One morning there lay on my desk a note finely written in pencil and dated:
TOMBS PRISON.
MONSIEUR:
Will you be so gracious as
to extend to the undersigned the courtesy
of a private interview in
your office? I have a communication of the
highest importance to make
to you.
Respectfully,
CHARLES JULIUS FRANCIS DE NEVERS.
Across the street in the courtyard the prisoners were taking their daily exercise. Two by two they marched slowly around the enclosure in the centre of which a small bed of geraniums struggled bravely in mortal combat with the dust and grime of Centre Street.
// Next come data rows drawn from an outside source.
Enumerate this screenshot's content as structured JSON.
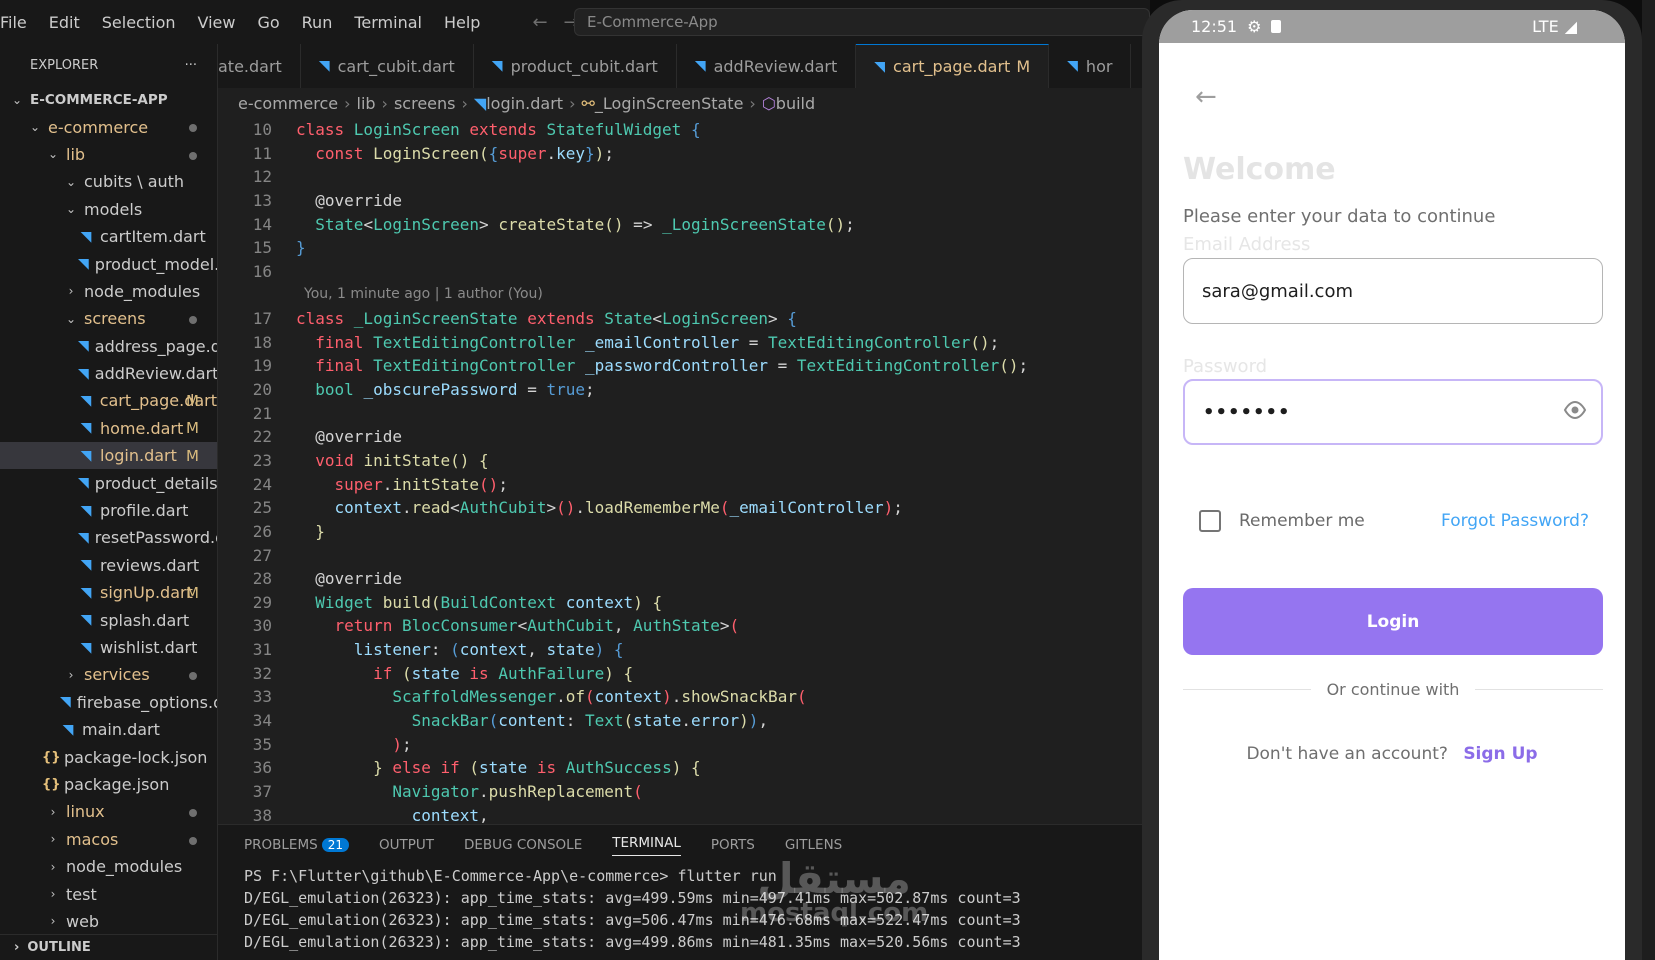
{
  "menubar": {
    "items": [
      "File",
      "Edit",
      "Selection",
      "View",
      "Go",
      "Run",
      "Terminal",
      "Help"
    ],
    "search_text": "E-Commerce-App"
  },
  "sidebar": {
    "header": "EXPLORER",
    "more": "···",
    "tree": [
      {
        "label": "E-COMMERCE-APP",
        "indent": 0,
        "type": "root-open",
        "badge": ""
      },
      {
        "label": "e-commerce",
        "indent": 1,
        "type": "folder-open",
        "badge": "dot",
        "modified": true
      },
      {
        "label": "lib",
        "indent": 2,
        "type": "folder-open",
        "badge": "dot",
        "modified": true
      },
      {
        "label": "cubits \\ auth",
        "indent": 3,
        "type": "folder-open",
        "badge": ""
      },
      {
        "label": "models",
        "indent": 3,
        "type": "folder-open",
        "badge": ""
      },
      {
        "label": "cartItem.dart",
        "indent": 4,
        "type": "dart",
        "badge": ""
      },
      {
        "label": "product_model.dart",
        "indent": 4,
        "type": "dart",
        "badge": ""
      },
      {
        "label": "node_modules",
        "indent": 3,
        "type": "folder-closed",
        "badge": ""
      },
      {
        "label": "screens",
        "indent": 3,
        "type": "folder-open",
        "badge": "dot",
        "modified": true
      },
      {
        "label": "address_page.dart",
        "indent": 4,
        "type": "dart",
        "badge": ""
      },
      {
        "label": "addReview.dart",
        "indent": 4,
        "type": "dart",
        "badge": ""
      },
      {
        "label": "cart_page.dart",
        "indent": 4,
        "type": "dart",
        "badge": "M",
        "modified": true
      },
      {
        "label": "home.dart",
        "indent": 4,
        "type": "dart",
        "badge": "M",
        "modified": true
      },
      {
        "label": "login.dart",
        "indent": 4,
        "type": "dart",
        "badge": "M",
        "modified": true,
        "selected": true
      },
      {
        "label": "product_details.dart",
        "indent": 4,
        "type": "dart",
        "badge": ""
      },
      {
        "label": "profile.dart",
        "indent": 4,
        "type": "dart",
        "badge": ""
      },
      {
        "label": "resetPassword.dart",
        "indent": 4,
        "type": "dart",
        "badge": ""
      },
      {
        "label": "reviews.dart",
        "indent": 4,
        "type": "dart",
        "badge": ""
      },
      {
        "label": "signUp.dart",
        "indent": 4,
        "type": "dart",
        "badge": "M",
        "modified": true
      },
      {
        "label": "splash.dart",
        "indent": 4,
        "type": "dart",
        "badge": ""
      },
      {
        "label": "wishlist.dart",
        "indent": 4,
        "type": "dart",
        "badge": ""
      },
      {
        "label": "services",
        "indent": 3,
        "type": "folder-closed",
        "badge": "dot",
        "modified": true
      },
      {
        "label": "firebase_options.dart",
        "indent": 3,
        "type": "dart",
        "badge": ""
      },
      {
        "label": "main.dart",
        "indent": 3,
        "type": "dart",
        "badge": ""
      },
      {
        "label": "package-lock.json",
        "indent": 2,
        "type": "json",
        "badge": ""
      },
      {
        "label": "package.json",
        "indent": 2,
        "type": "json",
        "badge": ""
      },
      {
        "label": "linux",
        "indent": 2,
        "type": "folder-closed",
        "badge": "dot",
        "modified": true
      },
      {
        "label": "macos",
        "indent": 2,
        "type": "folder-closed",
        "badge": "dot",
        "modified": true
      },
      {
        "label": "node_modules",
        "indent": 2,
        "type": "folder-closed",
        "badge": ""
      },
      {
        "label": "test",
        "indent": 2,
        "type": "folder-closed",
        "badge": ""
      },
      {
        "label": "web",
        "indent": 2,
        "type": "folder-closed",
        "badge": ""
      }
    ],
    "outline_label": "OUTLINE"
  },
  "tabs": [
    {
      "label": "ate.dart",
      "active": false,
      "badge": "",
      "icon": false
    },
    {
      "label": "cart_cubit.dart",
      "active": false,
      "badge": "",
      "icon": true
    },
    {
      "label": "product_cubit.dart",
      "active": false,
      "badge": "",
      "icon": true
    },
    {
      "label": "addReview.dart",
      "active": false,
      "badge": "",
      "icon": true
    },
    {
      "label": "cart_page.dart",
      "active": true,
      "badge": "M",
      "icon": true
    },
    {
      "label": "hor",
      "active": false,
      "badge": "",
      "icon": true
    }
  ],
  "breadcrumb": [
    "e-commerce",
    "lib",
    "screens",
    "login.dart",
    "_LoginScreenState",
    "build"
  ],
  "editor": {
    "blame": "You, 1 minute ago | 1 author (You)",
    "lines": [
      {
        "n": "10",
        "t": [
          [
            "kw",
            "class "
          ],
          [
            "ty",
            "LoginScreen "
          ],
          [
            "kw",
            "extends "
          ],
          [
            "ty",
            "StatefulWidget "
          ],
          [
            "lit",
            "{"
          ]
        ]
      },
      {
        "n": "11",
        "t": [
          [
            "an",
            "  "
          ],
          [
            "kw",
            "const "
          ],
          [
            "fn",
            "LoginScreen"
          ],
          [
            "fn",
            "("
          ],
          [
            "lit",
            "{"
          ],
          [
            "kw",
            "super"
          ],
          [
            "an",
            "."
          ],
          [
            "pr",
            "key"
          ],
          [
            "lit",
            "}"
          ],
          [
            "fn",
            ")"
          ],
          [
            "an",
            ";"
          ]
        ]
      },
      {
        "n": "12",
        "t": []
      },
      {
        "n": "13",
        "t": [
          [
            "an",
            "  @override"
          ]
        ]
      },
      {
        "n": "14",
        "t": [
          [
            "an",
            "  "
          ],
          [
            "ty",
            "State"
          ],
          [
            "an",
            "<"
          ],
          [
            "ty",
            "LoginScreen"
          ],
          [
            "an",
            "> "
          ],
          [
            "fn",
            "createState"
          ],
          [
            "fn",
            "()"
          ],
          [
            "an",
            " => "
          ],
          [
            "ty",
            "_LoginScreenState"
          ],
          [
            "fn",
            "()"
          ],
          [
            "an",
            ";"
          ]
        ]
      },
      {
        "n": "15",
        "t": [
          [
            "lit",
            "}"
          ]
        ]
      },
      {
        "n": "16",
        "t": []
      },
      {
        "n": "blame"
      },
      {
        "n": "17",
        "t": [
          [
            "kw",
            "class "
          ],
          [
            "ty",
            "_LoginScreenState "
          ],
          [
            "kw",
            "extends "
          ],
          [
            "ty",
            "State"
          ],
          [
            "an",
            "<"
          ],
          [
            "ty",
            "LoginScreen"
          ],
          [
            "an",
            "> "
          ],
          [
            "lit",
            "{"
          ]
        ]
      },
      {
        "n": "18",
        "t": [
          [
            "an",
            "  "
          ],
          [
            "kw",
            "final "
          ],
          [
            "ty",
            "TextEditingController "
          ],
          [
            "pr",
            "_emailController "
          ],
          [
            "an",
            "= "
          ],
          [
            "ty",
            "TextEditingController"
          ],
          [
            "fn",
            "()"
          ],
          [
            "an",
            ";"
          ]
        ]
      },
      {
        "n": "19",
        "t": [
          [
            "an",
            "  "
          ],
          [
            "kw",
            "final "
          ],
          [
            "ty",
            "TextEditingController "
          ],
          [
            "pr",
            "_passwordController "
          ],
          [
            "an",
            "= "
          ],
          [
            "ty",
            "TextEditingController"
          ],
          [
            "fn",
            "()"
          ],
          [
            "an",
            ";"
          ]
        ]
      },
      {
        "n": "20",
        "t": [
          [
            "an",
            "  "
          ],
          [
            "ty",
            "bool "
          ],
          [
            "pr",
            "_obscurePassword "
          ],
          [
            "an",
            "= "
          ],
          [
            "lit",
            "true"
          ],
          [
            "an",
            ";"
          ]
        ]
      },
      {
        "n": "21",
        "t": []
      },
      {
        "n": "22",
        "t": [
          [
            "an",
            "  @override"
          ]
        ]
      },
      {
        "n": "23",
        "t": [
          [
            "an",
            "  "
          ],
          [
            "kw",
            "void "
          ],
          [
            "fn",
            "initState"
          ],
          [
            "fn",
            "() "
          ],
          [
            "fn",
            "{"
          ]
        ]
      },
      {
        "n": "24",
        "t": [
          [
            "an",
            "    "
          ],
          [
            "kw",
            "super"
          ],
          [
            "an",
            "."
          ],
          [
            "fn",
            "initState"
          ],
          [
            "kw",
            "()"
          ],
          [
            "an",
            ";"
          ]
        ]
      },
      {
        "n": "25",
        "t": [
          [
            "an",
            "    "
          ],
          [
            "pr",
            "context"
          ],
          [
            "an",
            "."
          ],
          [
            "fn",
            "read"
          ],
          [
            "an",
            "<"
          ],
          [
            "ty",
            "AuthCubit"
          ],
          [
            "an",
            ">"
          ],
          [
            "kw",
            "()"
          ],
          [
            "an",
            "."
          ],
          [
            "fn",
            "loadRememberMe"
          ],
          [
            "kw",
            "("
          ],
          [
            "pr",
            "_emailController"
          ],
          [
            "kw",
            ")"
          ],
          [
            "an",
            ";"
          ]
        ]
      },
      {
        "n": "26",
        "t": [
          [
            "an",
            "  "
          ],
          [
            "fn",
            "}"
          ]
        ]
      },
      {
        "n": "27",
        "t": []
      },
      {
        "n": "28",
        "t": [
          [
            "an",
            "  @override"
          ]
        ]
      },
      {
        "n": "29",
        "t": [
          [
            "an",
            "  "
          ],
          [
            "ty",
            "Widget "
          ],
          [
            "fn",
            "build"
          ],
          [
            "fn",
            "("
          ],
          [
            "ty",
            "BuildContext "
          ],
          [
            "pr",
            "context"
          ],
          [
            "fn",
            ") {"
          ]
        ]
      },
      {
        "n": "30",
        "t": [
          [
            "an",
            "    "
          ],
          [
            "kw",
            "return "
          ],
          [
            "ty",
            "BlocConsumer"
          ],
          [
            "an",
            "<"
          ],
          [
            "ty",
            "AuthCubit"
          ],
          [
            "an",
            ", "
          ],
          [
            "ty",
            "AuthState"
          ],
          [
            "an",
            ">"
          ],
          [
            "kw",
            "("
          ]
        ]
      },
      {
        "n": "31",
        "t": [
          [
            "an",
            "      "
          ],
          [
            "pr",
            "listener"
          ],
          [
            "an",
            ": "
          ],
          [
            "lit",
            "("
          ],
          [
            "pr",
            "context"
          ],
          [
            "an",
            ", "
          ],
          [
            "pr",
            "state"
          ],
          [
            "lit",
            ") {"
          ]
        ]
      },
      {
        "n": "32",
        "t": [
          [
            "an",
            "        "
          ],
          [
            "kw",
            "if "
          ],
          [
            "fn",
            "("
          ],
          [
            "pr",
            "state "
          ],
          [
            "kw",
            "is "
          ],
          [
            "ty",
            "AuthFailure"
          ],
          [
            "fn",
            ") {"
          ]
        ]
      },
      {
        "n": "33",
        "t": [
          [
            "an",
            "          "
          ],
          [
            "ty",
            "ScaffoldMessenger"
          ],
          [
            "an",
            "."
          ],
          [
            "fn",
            "of"
          ],
          [
            "kw",
            "("
          ],
          [
            "pr",
            "context"
          ],
          [
            "kw",
            ")"
          ],
          [
            "an",
            "."
          ],
          [
            "fn",
            "showSnackBar"
          ],
          [
            "kw",
            "("
          ]
        ]
      },
      {
        "n": "34",
        "t": [
          [
            "an",
            "            "
          ],
          [
            "ty",
            "SnackBar"
          ],
          [
            "lit",
            "("
          ],
          [
            "pr",
            "content"
          ],
          [
            "an",
            ": "
          ],
          [
            "ty",
            "Text"
          ],
          [
            "fn",
            "("
          ],
          [
            "pr",
            "state"
          ],
          [
            "an",
            "."
          ],
          [
            "pr",
            "error"
          ],
          [
            "fn",
            ")"
          ],
          [
            "lit",
            ")"
          ],
          [
            "an",
            ","
          ]
        ]
      },
      {
        "n": "35",
        "t": [
          [
            "an",
            "          "
          ],
          [
            "kw",
            ")"
          ],
          [
            "an",
            ";"
          ]
        ]
      },
      {
        "n": "36",
        "t": [
          [
            "an",
            "        "
          ],
          [
            "fn",
            "} "
          ],
          [
            "kw",
            "else if "
          ],
          [
            "fn",
            "("
          ],
          [
            "pr",
            "state "
          ],
          [
            "kw",
            "is "
          ],
          [
            "ty",
            "AuthSuccess"
          ],
          [
            "fn",
            ") {"
          ]
        ]
      },
      {
        "n": "37",
        "t": [
          [
            "an",
            "          "
          ],
          [
            "ty",
            "Navigator"
          ],
          [
            "an",
            "."
          ],
          [
            "fn",
            "pushReplacement"
          ],
          [
            "kw",
            "("
          ]
        ]
      },
      {
        "n": "38",
        "t": [
          [
            "an",
            "            "
          ],
          [
            "pr",
            "context"
          ],
          [
            "an",
            ","
          ]
        ]
      }
    ]
  },
  "panel": {
    "tabs": [
      "PROBLEMS",
      "OUTPUT",
      "DEBUG CONSOLE",
      "TERMINAL",
      "PORTS",
      "GITLENS"
    ],
    "problems_count": "21",
    "active_tab": "TERMINAL",
    "terminal_lines": [
      "PS F:\\Flutter\\github\\E-Commerce-App\\e-commerce> flutter run",
      "D/EGL_emulation(26323): app_time_stats: avg=499.59ms min=497.41ms max=502.87ms count=3",
      "D/EGL_emulation(26323): app_time_stats: avg=506.47ms min=476.68ms max=522.47ms count=3",
      "D/EGL_emulation(26323): app_time_stats: avg=499.86ms min=481.35ms max=520.56ms count=3"
    ]
  },
  "watermark": {
    "arabic": "مستقل",
    "latin": "mostaql.com"
  },
  "phone": {
    "time": "12:51",
    "network": "LTE",
    "title": "Welcome",
    "subtitle": "Please enter your data to continue",
    "email_label": "Email Address",
    "email_value": "sara@gmail.com",
    "password_label": "Password",
    "password_value": "•••••••",
    "remember_label": "Remember me",
    "forgot_label": "Forgot Password?",
    "login_label": "Login",
    "divider_text": "Or continue with",
    "no_account": "Don't have an account?",
    "signup_label": "Sign Up",
    "colors": {
      "primary": "#9575f0",
      "link": "#42a5f5",
      "signup": "#8b6ce8"
    }
  }
}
Some of the prisoners walked with heads erect and shoulders thrown back, others slouched along with their arms dangling and their chins resting upon their chests. When one of them failed to keep up with the rest, a keeper, who stood in the shade by a bit of ivy in a corner of the wall, got after him. Somehow the note on the desk did not seem to fit any one of the gentry whom I could see so distinctly from my window. The name, too, did not have the customary Tombs sound—De Nevers? De Nevaire—I repeated it slowly to myself with varying accent. It seemed as though I had known the name before. It carried with it a suggestion of the novels of Stanley J. Weyman, of books on old towns and the chateaux and cathedrals of France. I wondered who the devil Charles Julius Francis de Nevers could be.